Beijing: Raising Yuan Won't Help U.S.

BEIJING (AP) -- China's Foreign Ministry said Monday that complaints by the U.S. government about Beijing's currency policy are overblown and that a rising yuan would not solve America's financial woes.

Ministry spokesman Qin Gang said the China-US trade gap was the result of economic globalization, the international division of labor and U.S. restrictions on high-tech exports to China.

"Many facts have demonstrated that the renminbi exchange rate is not main cause of imbalanced China-U.S. trade," Qin said in a statement posted on the ministry's website.

Qin's was responding to U.S. lawmakers who last week strongly criticized China's exchange rate policy, saying an undervalued yuan -- also known as the renminbi -- has cost millions of American jobs. Members of the U.S. Senate Finance Committee on Wednesday urged Treasury Secretary Timothy Geithner to put more pressure on Beijing to let the yuan rise.

American manufacturers contend that the Chinese currency is undervalued by as much as 40 percent against the dollar.
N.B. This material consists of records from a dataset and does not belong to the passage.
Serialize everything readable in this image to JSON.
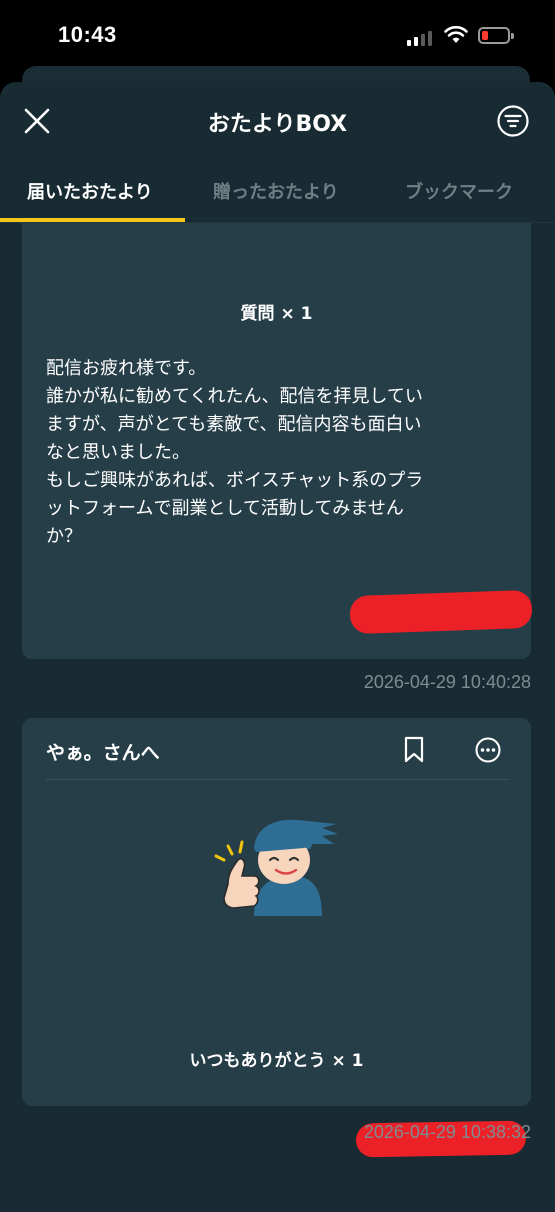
{
  "status_bar": {
    "time": "10:43"
  },
  "header": {
    "title": "おたよりBOX",
    "close_icon": "close-icon",
    "filter_icon": "filter-icon"
  },
  "tabs": [
    {
      "label": "届いたおたより",
      "active": true
    },
    {
      "label": "贈ったおたより",
      "active": false
    },
    {
      "label": "ブックマーク",
      "active": false
    }
  ],
  "letters": [
    {
      "gift_label": "質問 × 1",
      "message_lines": [
        "配信お疲れ様です。",
        "誰かが私に勧めてくれたん、配信を拝見してい",
        "ますが、声がとても素敵で、配信内容も面白い",
        "なと思いました。",
        "もしご興味があれば、ボイスチャット系のプラ",
        "ットフォームで副業として活動してみません",
        "か？"
      ],
      "sender_redacted": true,
      "timestamp": "2026-04-29 10:40:28"
    },
    {
      "recipient": "やぁ。さんへ",
      "bookmark_icon": "bookmark-icon",
      "more_icon": "more-icon",
      "sticker_icon": "thumbs-up-character-icon",
      "gift_label": "いつもありがとう × 1",
      "sender_redacted": true,
      "timestamp": "2026-04-29 10:38:32"
    }
  ],
  "colors": {
    "background": "#182b32",
    "card": "#263e48",
    "tab_accent": "#f5c518",
    "redaction": "#ec2127"
  }
}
That means that Chinese products are cheaper for U.S. consumers but American goods cost more in the Chinese market.

Last year, United States trade deficit with China totaled $226.9 billion.

China did allow its currency to rise in value from July 2005 until the summer of 2008 by about 20 percent but then abruptly halted the rise when the global economic downturn began amid concern that a stronger yuan would hurt its exports.
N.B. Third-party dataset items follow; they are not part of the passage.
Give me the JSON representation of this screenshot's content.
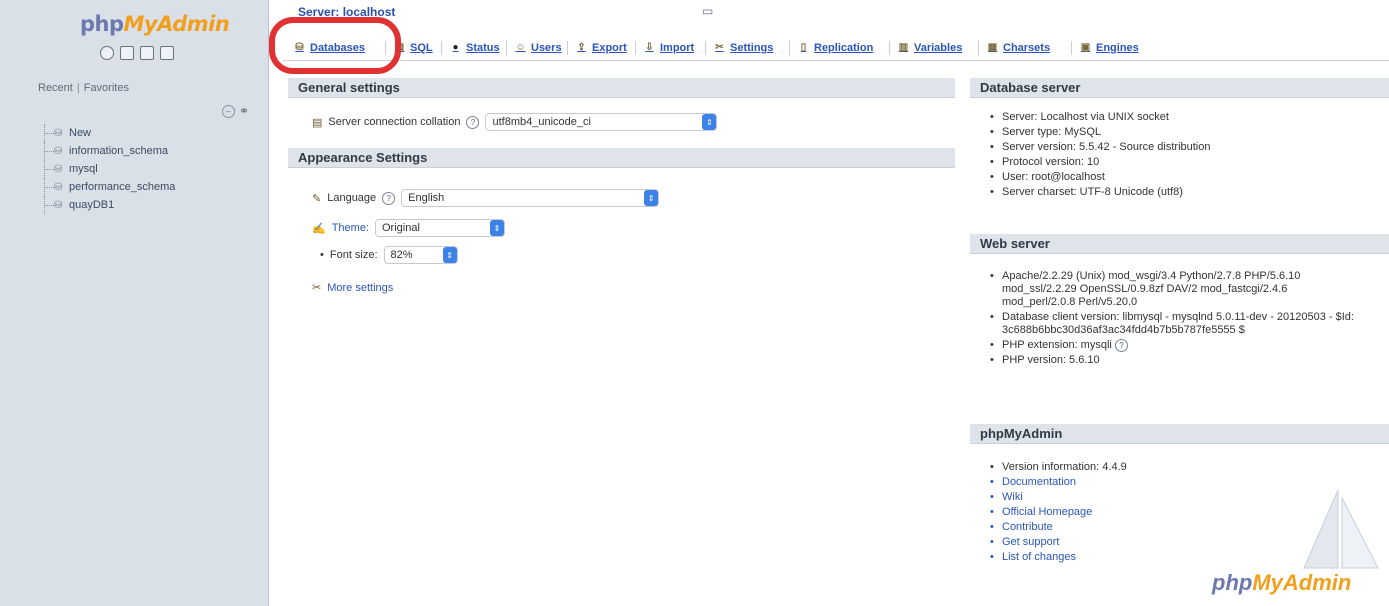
{
  "sidebar": {
    "logo": {
      "php": "php",
      "my": "My",
      "admin": "Admin"
    },
    "icons": [
      "home-icon",
      "sql-window-icon",
      "docs-icon",
      "settings-icon"
    ],
    "recent_label": "Recent",
    "favorites_label": "Favorites",
    "tree": [
      {
        "label": "New",
        "icon": "new-db-icon"
      },
      {
        "label": "information_schema",
        "icon": "database-icon"
      },
      {
        "label": "mysql",
        "icon": "database-icon"
      },
      {
        "label": "performance_schema",
        "icon": "database-icon"
      },
      {
        "label": "quayDB1",
        "icon": "database-icon"
      }
    ]
  },
  "breadcrumb": {
    "server": "Server: localhost"
  },
  "tabs": [
    {
      "label": "Databases",
      "icon": "databases-icon"
    },
    {
      "label": "SQL",
      "icon": "sql-icon"
    },
    {
      "label": "Status",
      "icon": "status-icon"
    },
    {
      "label": "Users",
      "icon": "users-icon"
    },
    {
      "label": "Export",
      "icon": "export-icon"
    },
    {
      "label": "Import",
      "icon": "import-icon"
    },
    {
      "label": "Settings",
      "icon": "settings-icon"
    },
    {
      "label": "Replication",
      "icon": "replication-icon"
    },
    {
      "label": "Variables",
      "icon": "variables-icon"
    },
    {
      "label": "Charsets",
      "icon": "charsets-icon"
    },
    {
      "label": "Engines",
      "icon": "engines-icon"
    }
  ],
  "general": {
    "title": "General settings",
    "collation_label": "Server connection collation",
    "collation_value": "utf8mb4_unicode_ci"
  },
  "appearance": {
    "title": "Appearance Settings",
    "language_label": "Language",
    "language_value": "English",
    "theme_label": "Theme:",
    "theme_value": "Original",
    "fontsize_label": "Font size:",
    "fontsize_value": "82%",
    "more_settings": "More settings"
  },
  "db_server": {
    "title": "Database server",
    "items": [
      "Server: Localhost via UNIX socket",
      "Server type: MySQL",
      "Server version: 5.5.42 - Source distribution",
      "Protocol version: 10",
      "User: root@localhost",
      "Server charset: UTF-8 Unicode (utf8)"
    ]
  },
  "web_server": {
    "title": "Web server",
    "items": [
      "Apache/2.2.29 (Unix) mod_wsgi/3.4 Python/2.7.8 PHP/5.6.10 mod_ssl/2.2.29 OpenSSL/0.9.8zf DAV/2 mod_fastcgi/2.4.6 mod_perl/2.0.8 Perl/v5.20.0",
      "Database client version: libmysql - mysqlnd 5.0.11-dev - 20120503 - $Id: 3c688b6bbc30d36af3ac34fdd4b7b5b787fe5555 $",
      "PHP extension: mysqli",
      "PHP version: 5.6.10"
    ]
  },
  "pma": {
    "title": "phpMyAdmin",
    "version": "Version information: 4.4.9",
    "links": [
      "Documentation",
      "Wiki",
      "Official Homepage",
      "Contribute",
      "Get support",
      "List of changes"
    ],
    "watermark_php": "php",
    "watermark_rest": "MyAdmin"
  },
  "colors": {
    "accent": "#2b55b8",
    "highlight": "#e03232",
    "logo_orange": "#f29f1d",
    "logo_blue": "#6c78af"
  }
}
Qin said it was "unreasonable to politicize the exchange rate issue or use it as a cover for trade protectionism." He added that a rising yuan would not solve the trade imbalance or fix U.S. financial problems like "its low savings-rate, high rate of debt-based consumption, and high unemployment rate."

"We hope that American politicians and others concerned can seriously consider how to resolve the structural problems in their own financial system, instead of blaming others."